EXPLANATION OF REFERENCES

- 1 Geared compressor (rotary machine)
- 2 Housing
- 3 Rotor
- 3 e Rotor end portion
- 6 Inlet guide vane
- 11 Speed increasing transmission portion
- 12 Radial bearing
- 15 Pinion gear
- 16 Large-diameter gear
- 17 Thrust bearing
- 21 Shaft insertion hole
- 22 Intake nozzle
- 22 a Suction port
- 22 h Shaft support hole
- 23 Exhaust flow path
- 30 Rotary shaft
- 30 s Shaft end
- 38 Impeller cap
- 38 a Tubular portion
- 38 b Cap tip portion
- 38 s Tip end
- 40 Impeller
- 40A First-stage impeller
- 40B Second-stage impeller
- 41 Disk
- 41 a First surface
- 41 b Second surface
- 42 Blade
- 43 Cover
- 45 Impeller flow path
- 45 i Inflow port
- 45 o Outflow port
- 60 Movable blade
- 61 Blade main body
- 61 s Blade tip portion
- 611, 611 s Front edge portion
- 612, 612 s Rear edge portion
- 62 Shaft portion
- Ar Center axis
- D1 Blade height direction
- D2 Blade cord direction
- Da Axial direction
- Da1 First side
- Da2 Second side
- Dc Circumferential direction
- Dr Radial direction
- Dri Inner side
- Dro Outer side
- H Blade height
- L Cord length
- O Axis

Claims

What is claimed is:

1. A rotary machine comprising:

a rotor that includes a rotary shaft that extends in an axial direction, in which an axis extends, about the axis, an impeller fixed to the rotary shaft, and an impeller cap that is disposed at an end portion of the rotary shaft and regulates movement of the impeller in the axial direction;

a housing that covers the rotor and has a suction port allowing a working fluid to flow inside the housing; and

an inlet guide vane that is disposed inside the housing on a first side in the axial direction with respect to the impeller, and has a plurality of movable blades that extend from the housing toward an inner side in a radial direction around the axis and disposed at intervals in a circumferential direction about the axis,

wherein a blade tip portion, which is a tip end of each of the plurality of movable blades in the radial direction, is disposed on an outer side in the radial direction with respect to an outer peripheral surface of the impeller cap, and

a position of at least a part of the blade tip portion in the axial direction overlaps a position of the impeller cap in the axial direction.

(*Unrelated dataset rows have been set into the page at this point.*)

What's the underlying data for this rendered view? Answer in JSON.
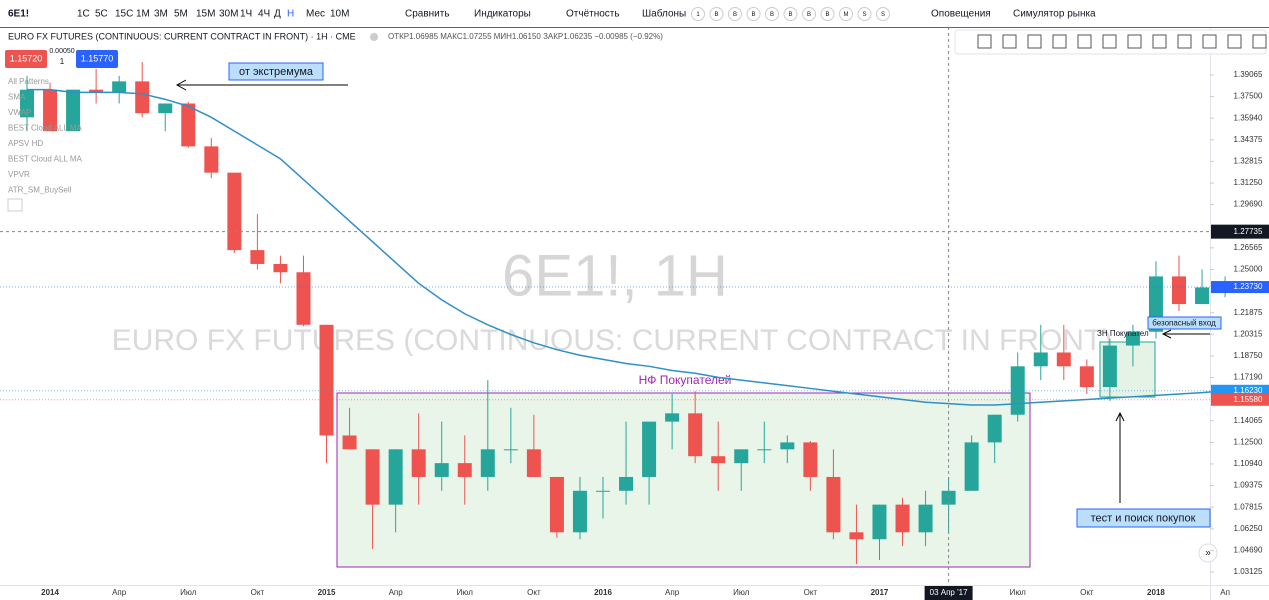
{
  "toolbar": {
    "symbol": "6E1!",
    "intervals": [
      "1С",
      "5С",
      "15С",
      "1М",
      "3М",
      "5М",
      "15М",
      "30М",
      "1Ч",
      "4Ч",
      "Д",
      "Н",
      "Мес",
      "10М"
    ],
    "compare": "Сравнить",
    "indicators": "Индикаторы",
    "reports": "Отчётность",
    "templates": "Шаблоны",
    "badges": [
      "1",
      "B",
      "B",
      "B",
      "B",
      "B",
      "B",
      "B",
      "M",
      "S",
      "S"
    ],
    "alerts": "Оповещения",
    "simulator": "Симулятор рынка"
  },
  "legend": {
    "title": "EURO FX FUTURES (CONTINUOUS: CURRENT CONTRACT IN FRONT) · 1H · CME",
    "ohlc": "ОТКР1.06985 МАКС1.07255 МИН1.06150 ЗАКР1.06235 −0.00985 (−0.92%)",
    "sell": "1.15720",
    "spread": "0.00050",
    "qty": "1",
    "buy": "1.15770",
    "studies": [
      "All Patterns",
      "SMA",
      "VWAP",
      "BEST Cloud ALL MA",
      "APSV HD",
      "BEST Cloud ALL MA",
      "VPVR",
      "ATR_SM_BuySell"
    ]
  },
  "watermark": {
    "symbol": "6E1!, 1H",
    "name": "EURO FX FUTURES (CONTINUOUS: CURRENT CONTRACT IN FRONT)"
  },
  "drawings": {
    "extreme": "от экстремума",
    "zone": "НФ Покупателей",
    "zone2": "ЗН Покупател",
    "entry": "безопасный вход",
    "test": "тест и поиск покупок"
  },
  "chart_data": {
    "type": "candlestick",
    "up_color": "#26a69a",
    "down_color": "#ef5350",
    "categories": [
      null,
      "2014",
      null,
      null,
      "Апр",
      null,
      null,
      "Июл",
      null,
      null,
      "Окт",
      null,
      null,
      "2015",
      null,
      null,
      "Апр",
      null,
      null,
      "Июл",
      null,
      null,
      "Окт",
      null,
      null,
      "2016",
      null,
      null,
      "Апр",
      null,
      null,
      "Июл",
      null,
      null,
      "Окт",
      null,
      null,
      "2017",
      null,
      null,
      null,
      null,
      null,
      "Июл",
      null,
      null,
      "Окт",
      null,
      null,
      "2018",
      null,
      null,
      "Ап"
    ],
    "open": [
      1.36,
      1.38,
      1.35,
      1.38,
      1.378,
      1.386,
      1.363,
      1.37,
      1.339,
      1.32,
      1.264,
      1.254,
      1.248,
      1.21,
      1.13,
      1.12,
      1.08,
      1.12,
      1.1,
      1.11,
      1.1,
      1.12,
      1.12,
      1.1,
      1.06,
      1.09,
      1.09,
      1.1,
      1.14,
      1.146,
      1.115,
      1.11,
      1.12,
      1.12,
      1.125,
      1.1,
      1.06,
      1.055,
      1.08,
      1.06,
      1.08,
      1.09,
      1.125,
      1.145,
      1.18,
      1.19,
      1.18,
      1.165,
      1.195,
      1.205,
      1.245,
      1.225,
      1.237
    ],
    "high": [
      1.39,
      1.385,
      1.38,
      1.395,
      1.39,
      1.4,
      1.37,
      1.371,
      1.345,
      1.32,
      1.29,
      1.26,
      1.26,
      1.21,
      1.15,
      1.12,
      1.12,
      1.146,
      1.14,
      1.13,
      1.17,
      1.15,
      1.145,
      1.1,
      1.1,
      1.1,
      1.14,
      1.14,
      1.16,
      1.162,
      1.14,
      1.12,
      1.14,
      1.13,
      1.126,
      1.12,
      1.08,
      1.08,
      1.085,
      1.09,
      1.1,
      1.13,
      1.145,
      1.19,
      1.21,
      1.21,
      1.185,
      1.2,
      1.21,
      1.256,
      1.26,
      1.25,
      1.245
    ],
    "low": [
      1.35,
      1.354,
      1.35,
      1.37,
      1.37,
      1.36,
      1.35,
      1.338,
      1.316,
      1.262,
      1.25,
      1.24,
      1.209,
      1.11,
      1.12,
      1.048,
      1.06,
      1.08,
      1.09,
      1.08,
      1.09,
      1.11,
      1.1,
      1.056,
      1.055,
      1.07,
      1.08,
      1.08,
      1.12,
      1.11,
      1.09,
      1.09,
      1.11,
      1.11,
      1.09,
      1.055,
      1.037,
      1.04,
      1.05,
      1.05,
      1.06,
      1.09,
      1.11,
      1.14,
      1.17,
      1.17,
      1.16,
      1.155,
      1.18,
      1.2,
      1.22,
      1.225,
      1.23
    ],
    "close": [
      1.38,
      1.35,
      1.38,
      1.378,
      1.386,
      1.363,
      1.37,
      1.339,
      1.32,
      1.264,
      1.254,
      1.248,
      1.21,
      1.13,
      1.12,
      1.08,
      1.12,
      1.1,
      1.11,
      1.1,
      1.12,
      1.12,
      1.1,
      1.06,
      1.09,
      1.09,
      1.1,
      1.14,
      1.146,
      1.115,
      1.11,
      1.12,
      1.12,
      1.125,
      1.1,
      1.06,
      1.055,
      1.08,
      1.06,
      1.08,
      1.09,
      1.125,
      1.145,
      1.18,
      1.19,
      1.18,
      1.165,
      1.195,
      1.205,
      1.245,
      1.225,
      1.237,
      1.2373
    ],
    "ma": {
      "color": "#2e8fc9",
      "values": [
        1.38,
        1.38,
        1.378,
        1.378,
        1.378,
        1.377,
        1.373,
        1.368,
        1.36,
        1.35,
        1.34,
        1.33,
        1.315,
        1.3,
        1.285,
        1.27,
        1.255,
        1.24,
        1.228,
        1.218,
        1.21,
        1.203,
        1.197,
        1.192,
        1.188,
        1.185,
        1.182,
        1.18,
        1.177,
        1.175,
        1.172,
        1.17,
        1.168,
        1.166,
        1.164,
        1.162,
        1.16,
        1.158,
        1.156,
        1.154,
        1.153,
        1.152,
        1.152,
        1.153,
        1.154,
        1.155,
        1.156,
        1.157,
        1.158,
        1.159,
        1.16,
        1.161,
        1.1623
      ]
    },
    "ylim": [
      1.0219,
      1.4253
    ],
    "yticks": [
      1.39065,
      {
        "value": 1.375,
        "label": "1.37500"
      },
      {
        "value": 1.3594,
        "label": "1.35940"
      },
      1.34375,
      1.32815,
      {
        "value": 1.3125,
        "label": "1.31250"
      },
      {
        "value": 1.2969,
        "label": "1.29690"
      },
      1.26565,
      {
        "value": 1.25,
        "label": "1.25000"
      },
      1.21875,
      1.20315,
      {
        "value": 1.1875,
        "label": "1.18750"
      },
      {
        "value": 1.1719,
        "label": "1.17190"
      },
      1.14065,
      {
        "value": 1.125,
        "label": "1.12500"
      },
      {
        "value": 1.1094,
        "label": "1.10940"
      },
      1.09375,
      1.07815,
      {
        "value": 1.0625,
        "label": "1.06250"
      },
      {
        "value": 1.0469,
        "label": "1.04690"
      },
      1.03125
    ],
    "price_markers": [
      {
        "value": 1.2373,
        "label": "1.23730",
        "color": "#2962ff"
      },
      {
        "value": 1.1623,
        "label": "1.16230",
        "color": "#2196f3"
      },
      {
        "value": 1.1558,
        "label": "1.15580",
        "color": "#ef5350"
      }
    ],
    "crosshair": {
      "label": "03 Апр '17",
      "price": 1.27735
    }
  }
}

2. The rotary machine according to claim 1, wherein the blade tip portion is a plane parallel to the axis.

3. The rotary machine according to claim 1, wherein each of the plurality of movable blades is rotatable around a shaft portion that extends in the radial direction, and

when the movable blade is rotated to be thinnest in a cross-sectional view orthogonal to the axis, the position of at least a part of the blade tip portion in the axial direction overlaps the position of the impeller cap in the axial direction.

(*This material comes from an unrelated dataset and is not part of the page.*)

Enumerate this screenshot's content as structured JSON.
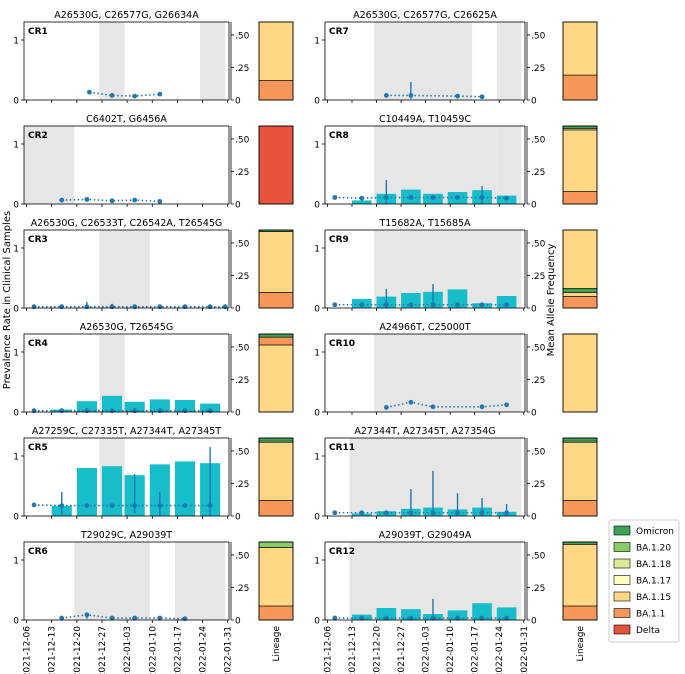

4. The rotary machine according to claim 1, wherein a position of an entire area of the blade tip portion in the axial direction overlaps the position of the impeller cap in the axial direction.

5. The rotary machine according to claim 1, wherein, when viewed from the axial direction, an entire area of the movable blade is disposed on the outer side in the radial direction with respect to the impeller cap.